Anton claimed the vehicle levy TransLink proposed in 2000, which the provincial NDP government at the time refused to collect, appealed due to it being “straightforward” to implement.

In 2006, Anton, then a TransLink director prior to the board’s restructuring, told the Straight, “I would recommend many minor tolls over quite a few facilities as opposed to bigger tolls over a single facility. But when you bring this up, it’s a tough sell politically.”

Mayor Gregor Robertson did not return a message.
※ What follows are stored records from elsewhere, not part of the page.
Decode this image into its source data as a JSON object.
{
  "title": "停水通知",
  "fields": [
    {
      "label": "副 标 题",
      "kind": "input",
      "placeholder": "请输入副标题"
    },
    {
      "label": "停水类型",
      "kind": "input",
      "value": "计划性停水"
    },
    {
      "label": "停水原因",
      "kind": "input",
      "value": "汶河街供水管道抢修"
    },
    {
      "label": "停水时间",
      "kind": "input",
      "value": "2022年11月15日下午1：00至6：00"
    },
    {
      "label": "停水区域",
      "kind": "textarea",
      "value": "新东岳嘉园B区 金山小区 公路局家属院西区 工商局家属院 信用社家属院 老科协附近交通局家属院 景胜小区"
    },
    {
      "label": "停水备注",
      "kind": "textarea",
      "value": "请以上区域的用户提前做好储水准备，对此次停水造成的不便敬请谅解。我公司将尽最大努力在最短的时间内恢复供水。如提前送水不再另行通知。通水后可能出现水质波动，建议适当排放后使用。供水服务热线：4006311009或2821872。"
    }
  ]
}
In September 2009, Robertson proposed a toll on the Sea-to-Sky Highway as a way to finance a $130-million funding shortfall.

Comments

5 Comments

david24

Jun 13, 2011 at 2:06pm

Suzanne: Increasing the gas tax will only send more vehicles over the borders to TransLink-free Abbotsford and WA state.

The NDP made a big mistake (one of many) when they refused to collect the levy instead of suggesting changes to make it more fair. A vehicle levy is simple and can be adjusted based on vehicle fuel economy and insurance class. A small car driven to the store twice a week should not incur the same fee as a pick-up being driven to/from work every day. Combined with carbon and gas taxes the people who drive the most pay the most.

Eventually technology will enable tolls based on route and time of day, but those days are not here yet.

ds

Jun 13, 2011 at 2:49pm

Put a toll on the sea to sky highway, put a toll on bike lanes after all someone should pay for them and raise the fares on transit so it pays for it self. People in cars pat enough already and not everyone can get to work by public transit or by bike.

Taxpayers R Us

Jun 13, 2011 at 8:18pm

Translink wouldn't be in such constant shit if it implemented a system ensuring transit riders pay.

As it is, all they have been proposing since I first heard the name is more and higher taxes.

Why can't they pull their heads out of their asses and bring their broken system under control? How many $100,000 + execs do they have anyway? What do those people even do, besides proposing higher taxes?

Birdy

Jun 14, 2011 at 11:11am

Yay, another Public-Private-Prostate Exam.

NPA=Vision=COPE=Green

All the same, all thieves. Lobster munching thieves, flying around 1st class in jets while telling us serfs that we must pay more for our evil carbon crimes.

Fan'o Truth

Jun 14, 2011 at 12:33pm

It sounds like Anton was asked to consider a proposal that has a certain cachet in the planning fraternity, but which no one takes seriously, road pricing.

Metro did a very high leve think piece on the subject but never got into anything specific, and for good reason. Metro doesn't want to be tagged with the job of collecting tolls for the use of roads that are now toll-free. And it didn't dare issue a paper stating that road users whose trips start and end within Vancouver or Burnaby or RIchmond or the North Shore should pay any fee for their road usage.